I did not realize that studs came in different types of woods. Any suggestion on the type to use for a basement remodeling? 

Thanks.


----------



## PaliBob (Jun 11, 2008)

You don't give your location. The types of wood studs available depends on your geographical area. Personally I've become a fan of metal studs.
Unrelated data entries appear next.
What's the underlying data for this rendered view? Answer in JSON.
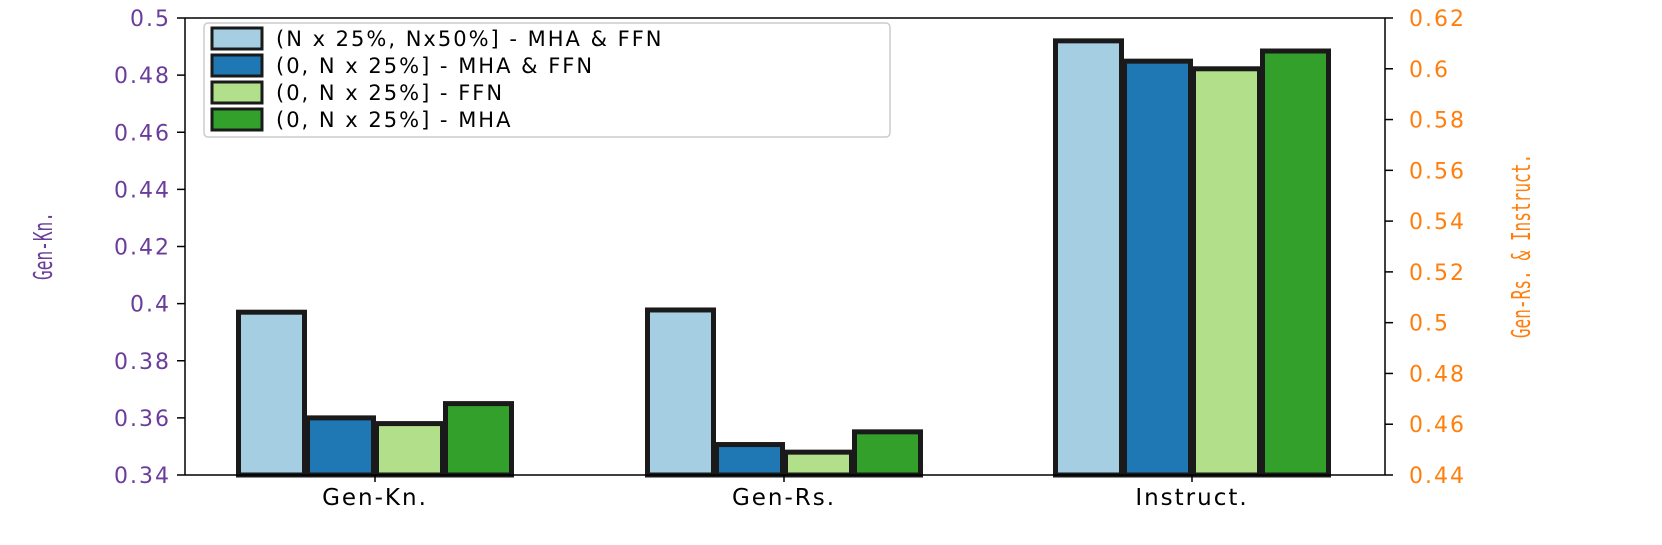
{
  "chart_data": {
    "type": "bar",
    "categories": [
      "Gen-Kn.",
      "Gen-Rs.",
      "Instruct."
    ],
    "ylabel": "Gen-Kn.",
    "ylabel_right": "Gen-Rs. & Instruct.",
    "ylim": [
      0.34,
      0.5
    ],
    "ylim_right": [
      0.44,
      0.62
    ],
    "yticks": [
      "0.34",
      "0.36",
      "0.38",
      "0.4",
      "0.42",
      "0.44",
      "0.46",
      "0.48",
      "0.5"
    ],
    "yticks_right": [
      "0.44",
      "0.46",
      "0.48",
      "0.5",
      "0.52",
      "0.54",
      "0.56",
      "0.58",
      "0.6",
      "0.62"
    ],
    "category_axis": [
      "left",
      "right",
      "right"
    ],
    "legend_position": "top-left",
    "grid": false,
    "series": [
      {
        "name": "(N x 25%, Nx50%] - MHA & FFN",
        "color": "#a6cee3",
        "values": [
          0.397,
          0.505,
          0.611
        ]
      },
      {
        "name": "(0, N x 25%] - MHA & FFN",
        "color": "#1f78b4",
        "values": [
          0.36,
          0.452,
          0.603
        ]
      },
      {
        "name": "(0, N x 25%] - FFN",
        "color": "#b2df8a",
        "values": [
          0.358,
          0.449,
          0.6
        ]
      },
      {
        "name": "(0, N x 25%] - MHA",
        "color": "#33a02c",
        "values": [
          0.365,
          0.457,
          0.607
        ]
      }
    ],
    "left_axis_color": "#6a3d9a",
    "right_axis_color": "#ff7f0e"
  }
}
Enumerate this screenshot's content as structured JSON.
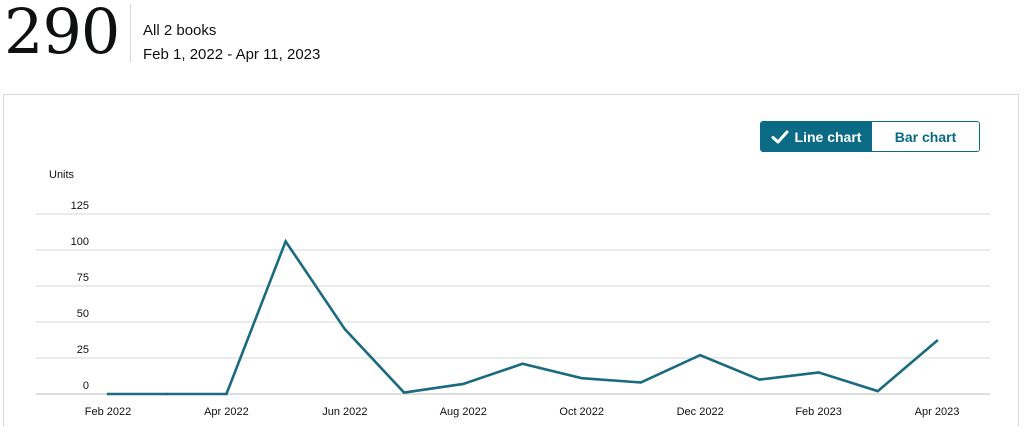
{
  "summary": {
    "total_units": "290",
    "scope_label": "All 2 books",
    "date_range": "Feb 1, 2022 - Apr 11, 2023"
  },
  "toggle": {
    "line_label": "Line chart",
    "bar_label": "Bar chart",
    "selected": "line"
  },
  "colors": {
    "accent": "#0b6b84",
    "line": "#1a6a80",
    "grid": "#d5d9d9"
  },
  "chart_data": {
    "type": "line",
    "ylabel": "Units",
    "ylim": [
      0,
      125
    ],
    "yticks": [
      0,
      25,
      50,
      75,
      100,
      125
    ],
    "grid": true,
    "x": [
      "Feb 2022",
      "Mar 2022",
      "Apr 2022",
      "May 2022",
      "Jun 2022",
      "Jul 2022",
      "Aug 2022",
      "Sep 2022",
      "Oct 2022",
      "Nov 2022",
      "Dec 2022",
      "Jan 2023",
      "Feb 2023",
      "Mar 2023",
      "Apr 2023"
    ],
    "xtick_labels": [
      "Feb 2022",
      "",
      "Apr 2022",
      "",
      "Jun 2022",
      "",
      "Aug 2022",
      "",
      "Oct 2022",
      "",
      "Dec 2022",
      "",
      "Feb 2023",
      "",
      "Apr 2023"
    ],
    "series": [
      {
        "values": [
          0,
          0,
          0,
          106,
          45,
          1,
          7,
          21,
          11,
          8,
          27,
          10,
          15,
          2,
          37
        ]
      }
    ]
  }
}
http://www.thumbandhammer.com/diy/framing.html

Here is a video that makes it look easy: :whistling2:
http://video.bobvila.com/m/21320201/metal-stud-framing.htm
.


----------



## Termite (Apr 13, 2008)

Depending on your location, your studs will probably be "stud" grade SPF (spruce/pine/fir) or southern yellow pine. You can get nicer grades than _stud_ such as _#2_ or _standard and better_ but you're not going to get straighter studs with higher grades, just less knots and wane. Hope for SPF and avoid SYP like the plague...Awful stuff to work with.


----------



## Leoskee (Dec 19, 2007)

Im in NJ. I was thinking about using metal studs but I was told that puting molding/chair rail will be a PITA. Any thoughts? Ive read on here that the price difference is not that big.


----------



## PaliBob (Jun 11, 2008)

Moldings & rails should not be a problem with self drilling trim screws.
http://www.mcfeelys.com/product/0715-TST/Self-Drill-Trim-Grey-Phosphate-Screws
.


----------



## Termite (Apr 13, 2008)

Like Bob said, metal studs are fine if you don't mind using trim screws in your moulding. Personally I started out my career framing so I prefer wood, but do use metal on rare occasion. Metal makes things rather challenging for the average DIYer if you ask me.


----------